At the end of November, 2023, I started the Victorian bonnet my sister was to wear to the Dicken’s Faire that year. The inspiration for this project, for the idea that I could actually construct such a thing from scratch, came from YouTube. I used to think that Twitter would be the demise of human civilization (I don’t anymore, because it’s new owner, ol’ Elon, seems to be destroying Twitter, now “X”, all by himself, with no help from civilization), but that YouTube was a powerful counter measure: chiefly because posters to YouTube must be able to elaborate on a thought for more than 128 characters, and because a regular citizen can be taught to do damn near anything by their fellow citizens on YouTube. That is pretty damned cool.

Several ladies, and one or two fellas, have posted the particulars of hat construction.

And while the loss of community — of social cohesion — embodied in the degradation of brick and mortar retail is a thing worthy to be worried over: where is a person to get millinery wire and buckram but on the internet? These are specialized materials, no longer in common use. Joann’s claims to carry buckram in their online store, but they don’t actually, not historically useful buckram anyway. You have to check out Timely Tresses. They were a tad slow to ship, but it was the Christmas season, and they are doing a thriving business … they will make you a bonnet, but are unable to take custom orders for the time being.

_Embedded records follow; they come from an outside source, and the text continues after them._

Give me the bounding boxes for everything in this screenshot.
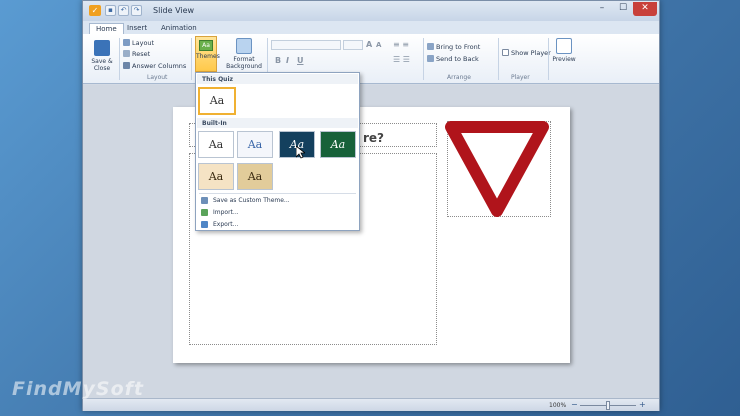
themes-label: Themes — [196, 53, 220, 60]
quick-access-toolbar: ▪ ↶ ↷ — [105, 5, 153, 17]
preview-icon — [556, 38, 572, 54]
format-background-button[interactable]: Format Background — [224, 38, 264, 70]
slide-workspace: re? — [83, 85, 659, 398]
yield-sign-picture[interactable] — [443, 119, 553, 219]
qat-save-icon[interactable]: ▪ — [105, 5, 116, 16]
import-icon — [201, 209, 208, 216]
italic-button[interactable]: I — [286, 56, 289, 65]
reset-icon — [123, 50, 130, 57]
layout-label: Layout — [132, 39, 155, 47]
builtin-header: Built-In — [197, 118, 358, 128]
menu-separator — [199, 193, 356, 194]
group-label-arrange: Arrange — [447, 74, 471, 81]
group-label-player: Player — [511, 74, 530, 81]
app-window: ✓ ▪ ↶ ↷ Slide View – ☐ ✕ Home Insert Anima… — [82, 0, 660, 411]
send-to-back-button[interactable]: Send to Back — [427, 55, 479, 63]
export-label: Export... — [213, 221, 239, 228]
shrink-font-button[interactable]: A — [376, 41, 381, 49]
answer-columns-label: Answer Columns — [132, 62, 187, 70]
title-bar: ✓ ▪ ↶ ↷ Slide View – ☐ ✕ — [83, 1, 659, 21]
themes-icon: Aa — [199, 40, 213, 51]
import-label: Import... — [213, 209, 239, 216]
answer-columns-icon — [123, 62, 130, 69]
ribbon-separator — [423, 38, 424, 80]
show-player-label: Show Player — [511, 49, 551, 57]
ribbon: Save & Close Layout Reset Answer Columns… — [83, 34, 659, 84]
send-to-back-icon — [427, 55, 434, 62]
format-background-label: Format Background — [226, 56, 262, 70]
theme-swatch-this-quiz[interactable]: Aa — [198, 87, 236, 115]
save-close-icon — [94, 40, 110, 56]
theme-swatch-label: Aa — [247, 170, 263, 183]
maximize-button[interactable]: ☐ — [613, 2, 633, 16]
window-title: Slide View — [153, 6, 195, 15]
underline-button[interactable]: U — [297, 56, 304, 65]
theme-swatch-builtin-1[interactable]: Aa — [198, 131, 234, 158]
save-theme-icon — [201, 197, 208, 204]
zoom-slider-thumb[interactable] — [606, 401, 610, 410]
send-to-back-label: Send to Back — [436, 55, 479, 63]
layout-button[interactable]: Layout — [123, 39, 154, 47]
bring-to-front-button[interactable]: Bring to Front — [427, 43, 480, 51]
save-close-label: Save & Close — [91, 58, 113, 72]
bold-button[interactable]: B — [275, 56, 281, 65]
this-quiz-header: This Quiz — [197, 74, 358, 84]
theme-swatch-builtin-5[interactable]: Aa — [198, 163, 234, 190]
zoom-level: 100% — [549, 402, 567, 409]
bring-to-front-icon — [427, 43, 434, 50]
reset-label: Reset — [132, 50, 151, 58]
list-buttons[interactable]: ☰ ☰ — [393, 55, 410, 64]
ribbon-separator — [119, 38, 120, 80]
theme-swatch-label: Aa — [208, 170, 224, 183]
status-bar: 100% − + — [83, 398, 659, 411]
format-background-icon — [236, 38, 252, 54]
layout-icon — [123, 39, 130, 46]
preview-button[interactable]: Preview — [552, 38, 576, 63]
group-label-layout: Layout — [147, 74, 168, 81]
themes-dropdown: This Quiz Aa Built-In Aa Aa Aa Aa Aa Aa Save … — [195, 72, 360, 231]
font-family-select[interactable] — [271, 40, 341, 50]
ribbon-separator — [548, 38, 549, 80]
close-button[interactable]: ✕ — [633, 2, 657, 16]
show-player-checkbox[interactable]: Show Player — [502, 49, 551, 57]
app-icon: ✓ — [89, 5, 101, 16]
import-item[interactable]: Import... — [199, 207, 357, 218]
theme-swatch-builtin-2[interactable]: Aa — [237, 131, 273, 158]
save-custom-theme-label: Save as Custom Theme... — [213, 197, 290, 204]
theme-swatch-label: Aa — [208, 138, 224, 151]
question-text: re? — [363, 131, 385, 145]
ribbon-separator — [191, 38, 192, 80]
themes-button[interactable]: Aa Themes — [195, 36, 220, 72]
qat-redo-icon[interactable]: ↷ — [131, 5, 142, 16]
checkbox-icon — [502, 49, 509, 56]
ribbon-tabs: Home Insert Animation — [83, 21, 659, 35]
save-close-button[interactable]: Save & Close — [87, 40, 117, 72]
bring-to-front-label: Bring to Front — [436, 43, 481, 51]
theme-swatch-builtin-6[interactable]: Aa — [237, 163, 273, 190]
ribbon-separator — [498, 38, 499, 80]
zoom-in-button[interactable]: + — [639, 400, 646, 409]
export-icon — [201, 221, 208, 228]
zoom-out-button[interactable]: − — [571, 400, 578, 409]
save-custom-theme-item[interactable]: Save as Custom Theme... — [199, 195, 357, 206]
theme-swatch-label: Aa — [247, 138, 263, 151]
minimize-button[interactable]: – — [591, 2, 613, 16]
mouse-cursor-icon — [296, 146, 305, 159]
watermark-text: FindMySoft — [12, 378, 144, 400]
theme-swatch-label: Aa — [209, 94, 225, 107]
reset-button[interactable]: Reset — [123, 50, 150, 58]
theme-swatch-label: Aa — [330, 138, 346, 151]
export-item[interactable]: Export... — [199, 219, 357, 230]
grow-font-button[interactable]: A — [366, 40, 372, 49]
font-size-select[interactable] — [343, 40, 363, 50]
answer-columns-button[interactable]: Answer Columns — [123, 62, 186, 70]
theme-swatch-builtin-4[interactable]: Aa — [320, 131, 356, 158]
preview-label: Preview — [552, 56, 576, 63]
align-buttons[interactable]: ≡ ≡ — [393, 40, 409, 49]
qat-undo-icon[interactable]: ↶ — [118, 5, 129, 16]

So, Day One, I cut out the circle of buckram that is the back of the bonnet. I snip a length of millinery wire, 16 gauge, join it with hardware provided, and fit to the circle of buckram with a blanket stitch. On day one, I also decided to see what I could make in the way of a video record of the project. 

All right. I may have to reassess my assessment of WP’s software, because that was easy enough. I popped the video into the column box, and it plays. Is there more to want?

Of course there is. The entire video is not in the box. The top and bottom are chopped. Have to find out about that. And why is it looking so blurry? It plays well enough, but I want it to look pretty in the box. I suspect it could even have a cover page of some sort. Back to those tutorial videos I go.

Day One – Wire to the Bonnet Back

But in the meantime, here is the next day’s update, in a box of it’s own, not a column box, and we’ll see how that looks:

Cutting the Bonnet Crown

I know there is a video taking feature on phones … a stabilizer function. I will now go see if my phone has such a thing. I may have to upgrade !! Ah, always to new toy to be had.